Ces infimes données forment un ensemble pouvant déboucher sur un événement qu'on aurait pu prévoir. Quand ces enfants peuvent s'exprimer, souvent encore très jeunes, ils mettent les adultes de leur entourage au courant de leurs conclusions, heureux de participer, de façon déjà utile, au déroulement de l'existence.
Une rigoureuse logique soutient la fulgurance de la pensée
Avec une sûreté étonnante et une rigueur implacable, ils ont tiré la conclusion la plus logique de tout ce qu'ils ont perçu, ils ont suivi leur intuition qui ne peut pas se tromper, elle se passe de vérification, elle saute les étapes d'un raisonnement uniquement logique qui, lui, doit progresser de cette façon pour éviter de s'égarer, elle est seulement guidée par une fulgurance qui s'impose, et qu'on serait bien en peine d'expliquer dans le détail.
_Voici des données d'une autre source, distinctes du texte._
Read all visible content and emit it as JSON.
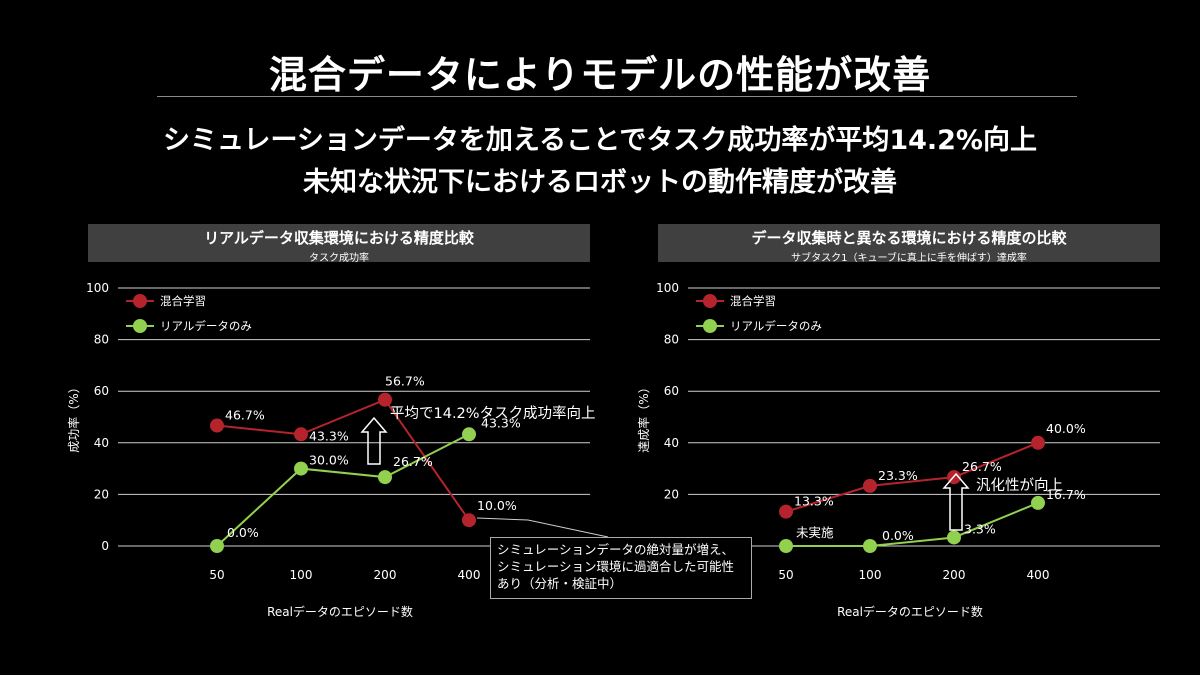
{
  "slide": {
    "title": "混合データによりモデルの性能が改善",
    "subtitle_1": "シミュレーションデータを加えることでタスク成功率が平均14.2%向上",
    "subtitle_2": "未知な状況下におけるロボットの動作精度が改善"
  },
  "chart_data": [
    {
      "type": "line",
      "title": "リアルデータ収集環境における精度比較",
      "subtitle": "タスク成功率",
      "xlabel": "Realデータのエピソード数",
      "ylabel": "成功率（%）",
      "categories": [
        "50",
        "100",
        "200",
        "400"
      ],
      "ylim": [
        0,
        100
      ],
      "yticks": [
        0,
        20,
        40,
        60,
        80,
        100
      ],
      "grid": true,
      "legend": "top-left",
      "series": [
        {
          "name": "混合学習",
          "color": "#b5242d",
          "values": [
            46.7,
            43.3,
            56.7,
            10.0
          ],
          "labels": [
            "46.7%",
            "43.3%",
            "56.7%",
            "10.0%"
          ]
        },
        {
          "name": "リアルデータのみ",
          "color": "#92d050",
          "values": [
            0.0,
            30.0,
            26.7,
            43.3
          ],
          "labels": [
            "0.0%",
            "30.0%",
            "26.7%",
            "43.3%"
          ]
        }
      ],
      "annotation": "平均で14.2%タスク成功率向上",
      "note": "シミュレーションデータの絶対量が増え、シミュレーション環境に過適合した可能性あり（分析・検証中）"
    },
    {
      "type": "line",
      "title": "データ収集時と異なる環境における精度の比較",
      "subtitle": "サブタスク1（キューブに真上に手を伸ばす）達成率",
      "xlabel": "Realデータのエピソード数",
      "ylabel": "達成率（%）",
      "categories": [
        "50",
        "100",
        "200",
        "400"
      ],
      "ylim": [
        0,
        100
      ],
      "yticks": [
        0,
        20,
        40,
        60,
        80,
        100
      ],
      "grid": true,
      "legend": "top-left",
      "series": [
        {
          "name": "混合学習",
          "color": "#b5242d",
          "values": [
            13.3,
            23.3,
            26.7,
            40.0
          ],
          "labels": [
            "13.3%",
            "23.3%",
            "26.7%",
            "40.0%"
          ]
        },
        {
          "name": "リアルデータのみ",
          "color": "#92d050",
          "values": [
            0.0,
            0.0,
            3.3,
            16.7
          ],
          "labels": [
            "未実施",
            "0.0%",
            "3.3%",
            "16.7%"
          ]
        }
      ],
      "annotation": "汎化性が向上"
    }
  ]
}
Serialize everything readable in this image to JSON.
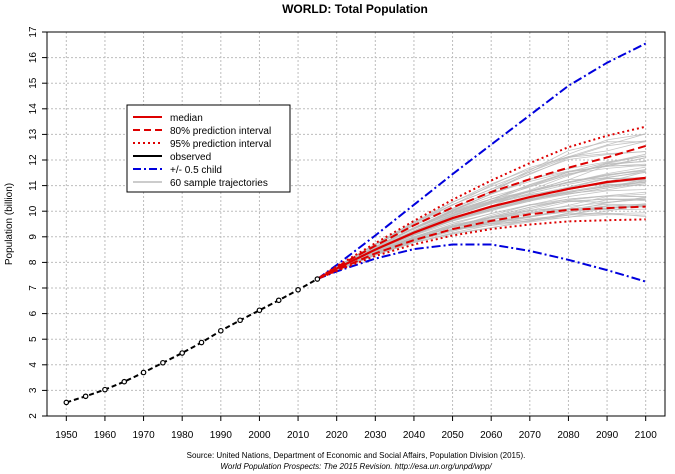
{
  "chart_data": {
    "type": "line",
    "title": "WORLD: Total Population",
    "xlabel": "",
    "ylabel": "Population (billion)",
    "xlim": [
      1945,
      2105
    ],
    "ylim": [
      2,
      17
    ],
    "x_ticks": [
      "1950",
      "1960",
      "1970",
      "1980",
      "1990",
      "2000",
      "2010",
      "2020",
      "2030",
      "2040",
      "2050",
      "2060",
      "2070",
      "2080",
      "2090",
      "2100"
    ],
    "y_ticks": [
      "2",
      "3",
      "4",
      "5",
      "6",
      "7",
      "8",
      "9",
      "10",
      "11",
      "12",
      "13",
      "14",
      "15",
      "16",
      "17"
    ],
    "grid": true,
    "legend_position": "top-left",
    "legend": [
      "median",
      "80% prediction interval",
      "95% prediction interval",
      "observed",
      "+/- 0.5 child",
      "60 sample trajectories"
    ],
    "series": [
      {
        "name": "observed",
        "x": [
          1950,
          1955,
          1960,
          1965,
          1970,
          1975,
          1980,
          1985,
          1990,
          1995,
          2000,
          2005,
          2010,
          2015
        ],
        "y": [
          2.53,
          2.77,
          3.03,
          3.34,
          3.7,
          4.08,
          4.46,
          4.87,
          5.33,
          5.74,
          6.13,
          6.52,
          6.93,
          7.35
        ]
      },
      {
        "name": "median",
        "x": [
          2015,
          2020,
          2030,
          2040,
          2050,
          2060,
          2070,
          2080,
          2090,
          2100
        ],
        "y": [
          7.35,
          7.76,
          8.5,
          9.16,
          9.73,
          10.18,
          10.55,
          10.87,
          11.14,
          11.3
        ]
      },
      {
        "name": "80% prediction interval",
        "x": [
          2015,
          2020,
          2030,
          2040,
          2050,
          2060,
          2070,
          2080,
          2090,
          2100
        ],
        "lower": [
          7.35,
          7.7,
          8.35,
          8.87,
          9.3,
          9.62,
          9.88,
          10.05,
          10.12,
          10.18
        ],
        "upper": [
          7.35,
          7.82,
          8.65,
          9.45,
          10.15,
          10.75,
          11.25,
          11.7,
          12.1,
          12.55
        ]
      },
      {
        "name": "95% prediction interval",
        "x": [
          2015,
          2020,
          2030,
          2040,
          2050,
          2060,
          2070,
          2080,
          2090,
          2100
        ],
        "lower": [
          7.35,
          7.67,
          8.25,
          8.7,
          9.05,
          9.3,
          9.48,
          9.6,
          9.65,
          9.68
        ],
        "upper": [
          7.35,
          7.85,
          8.75,
          9.62,
          10.45,
          11.2,
          11.88,
          12.5,
          12.95,
          13.3
        ]
      },
      {
        "name": "+/- 0.5 child",
        "x": [
          2015,
          2020,
          2030,
          2040,
          2050,
          2060,
          2070,
          2080,
          2090,
          2100
        ],
        "lower": [
          7.35,
          7.65,
          8.15,
          8.52,
          8.7,
          8.7,
          8.45,
          8.1,
          7.7,
          7.25
        ],
        "upper": [
          7.35,
          7.9,
          9.05,
          10.25,
          11.45,
          12.6,
          13.75,
          14.9,
          15.8,
          16.55
        ]
      }
    ],
    "sample_trajectories_count": 60
  },
  "footer": {
    "source": "Source: United Nations, Department of Economic and Social Affairs, Population Division (2015).",
    "reference": "World Population Prospects: The 2015 Revision. http://esa.un.org/unpd/wpp/"
  },
  "colors": {
    "median": "#dd0000",
    "observed": "#000000",
    "child": "#0000dd",
    "trajectories": "#bbbbbb",
    "grid": "#bdbdbd"
  }
}
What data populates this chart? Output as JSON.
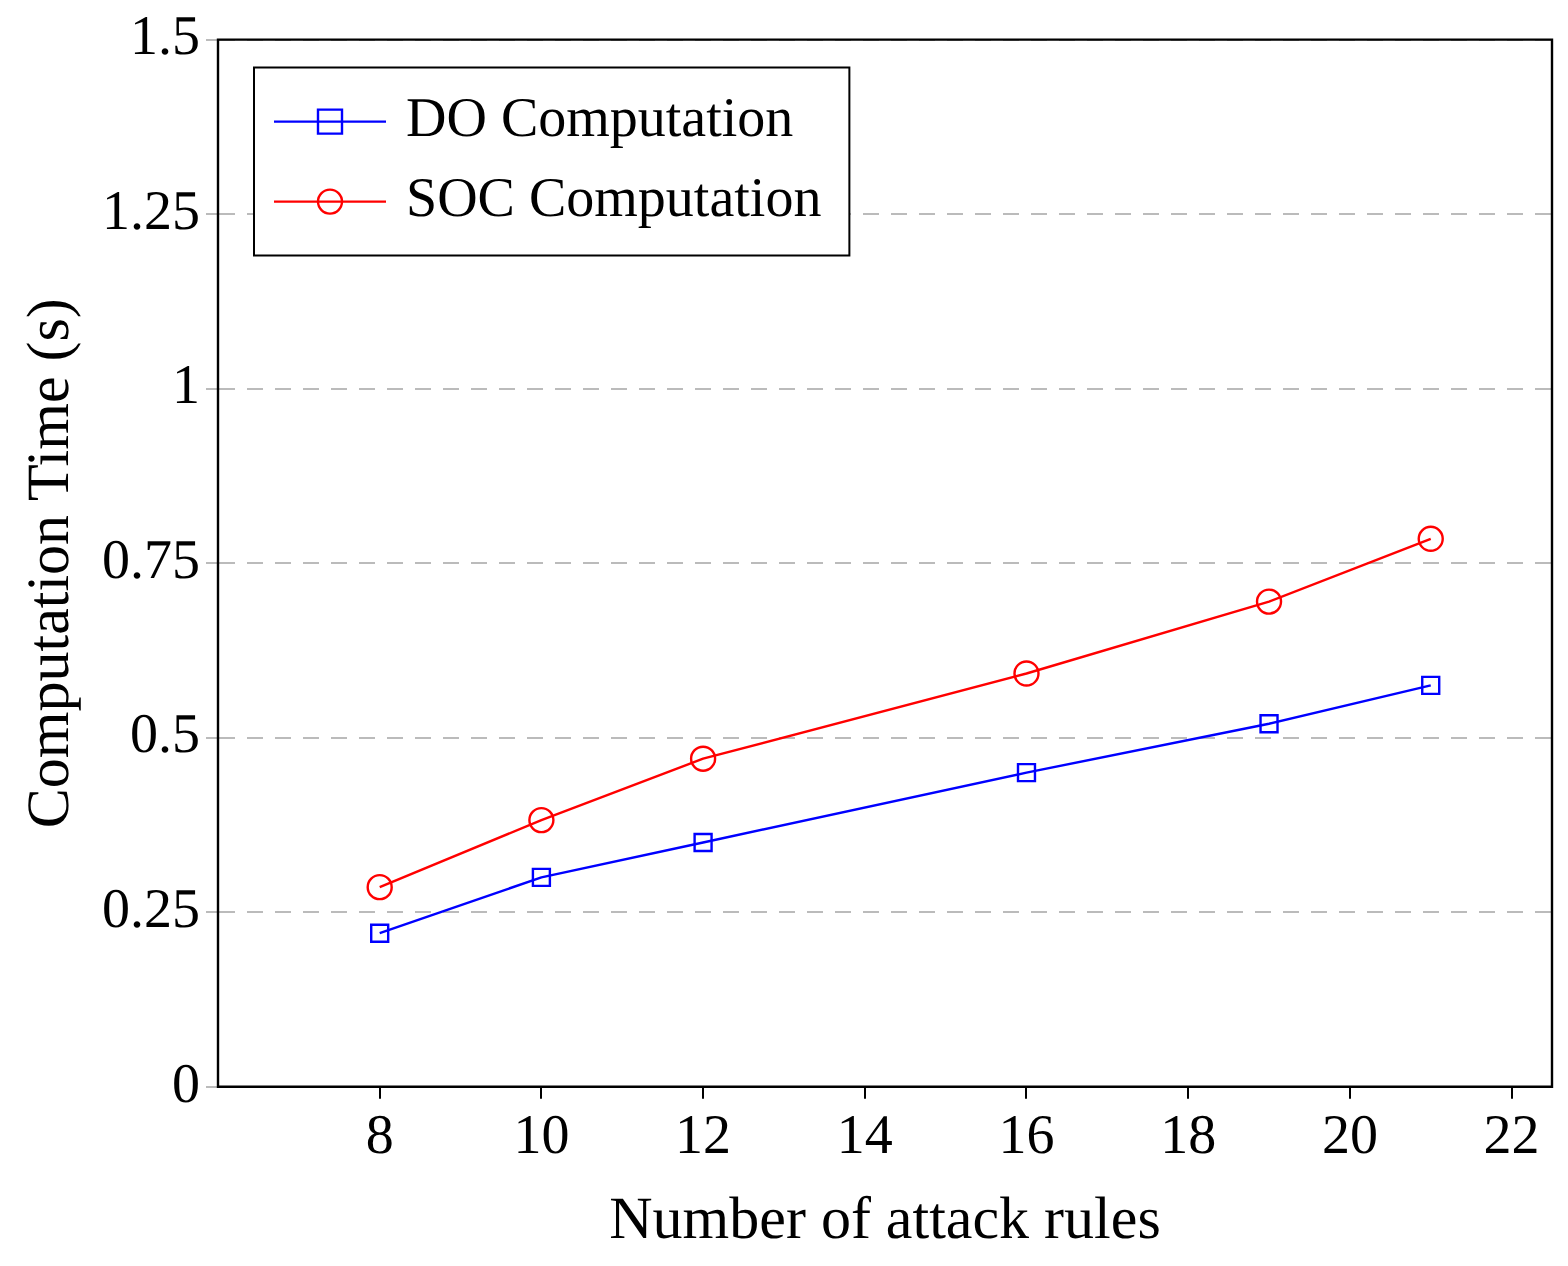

Toutes les données qui aboutissent à cette unique conclusion s'enchaînent avec une rapidité qui échappe à toute maîtrise et cette unique conclusion s'impose avec une certitude absolue.
Pour les enfants doués, il s'agit d'une démarche de pensée toute naturelle, ils n'imaginent pas qu'on puisse remettre en question leur idée puisqu'elle leur paraît aussi simple que des évidences que personne ne songerait à contester, ils s'étonnent alors qu'on n'y prête pas attention, qu'on ne la prenne pas en compte et ils commencent à douter de la valeur de ces idées. La plupart des adultes, qui sont leur modèle, ne fonctionnent pas du tout de cette façon, ils réfléchissent lentement et ils se réfèrent à des idées toutes faites, puisées à l'extérieur et trouvées par d'autres. Ce n'est plus tout à fait leur fonctionnement propre, ils font des emprunts sans les remettre en question, puisqu'ils sont admis par le plus grand nombre, donc considérés comme sûrs.
Quel bonheur alors quand ils croisent un adulte usant du même fonctionnement, ils suivent un cheminement identique, sans même qu'il soit nécessaire d'en décrire les étapes. Cet adulte est d'ailleurs souvent un proche – c'est une caractéristique familiale – mais l'adulte s'est imposé des contraintes pour éviter de se différencier à l'excès. Il n'a plus confiance en lui, il se méfie.
Peu à peu, les enfants doués deviennent plus timorés quand ils expriment leurs idées, de toute façon, on ne les croyait pas, ils estiment plus prudent, plus sage, moins risqué, d'agir comme tout le monde et de refouler cette fulgurance qui les traversait si facilement.
Enfin, ils sont comme les autres, ils répètent avec conviction les idées dominantes, ils ont fait taire leur voix intérieure, mais ils ne peuvent pas se défaire totalement d'une discrète réserve, ils ne sont pas complètement dupes de ce qu'ils répètent en chœur, heureux de ne pas se différencier, frustrés de devoir brider leur mode de pensée et surtout effrayés quand ils pressentent une catastrophe que personne ne voit arriver.
Certains parviennent à conserver une utilisation déguisée de cette façon d'être : par la création artistique, ils peuvent exprimer leurs pensées profondes. Toutes les formes d'art s'y prêtent : peinture, musique et la voie royale de la littérature. Là, tout est permis, ils n'ont pas été contraints de garder pour eux un message tellement important et "que ceux qui ont des oreilles entendent..." Il y a des professions où cette qualité est utile, mais elle reste discrète et on attribue ces succès à la chance, à un heureux hasard ou bien à la pleine possession du métier.
Conseils : il est toujours souhaitable d'écouter les enfants lorsqu'ils disent des choses surprenantes, cela ne signifie pas qu'il faut les considérer comme des oracles, mais il est préférable de ne pas étouffer cette expression de leurs pensées profondes en suscitant, à la place, des doutes constants.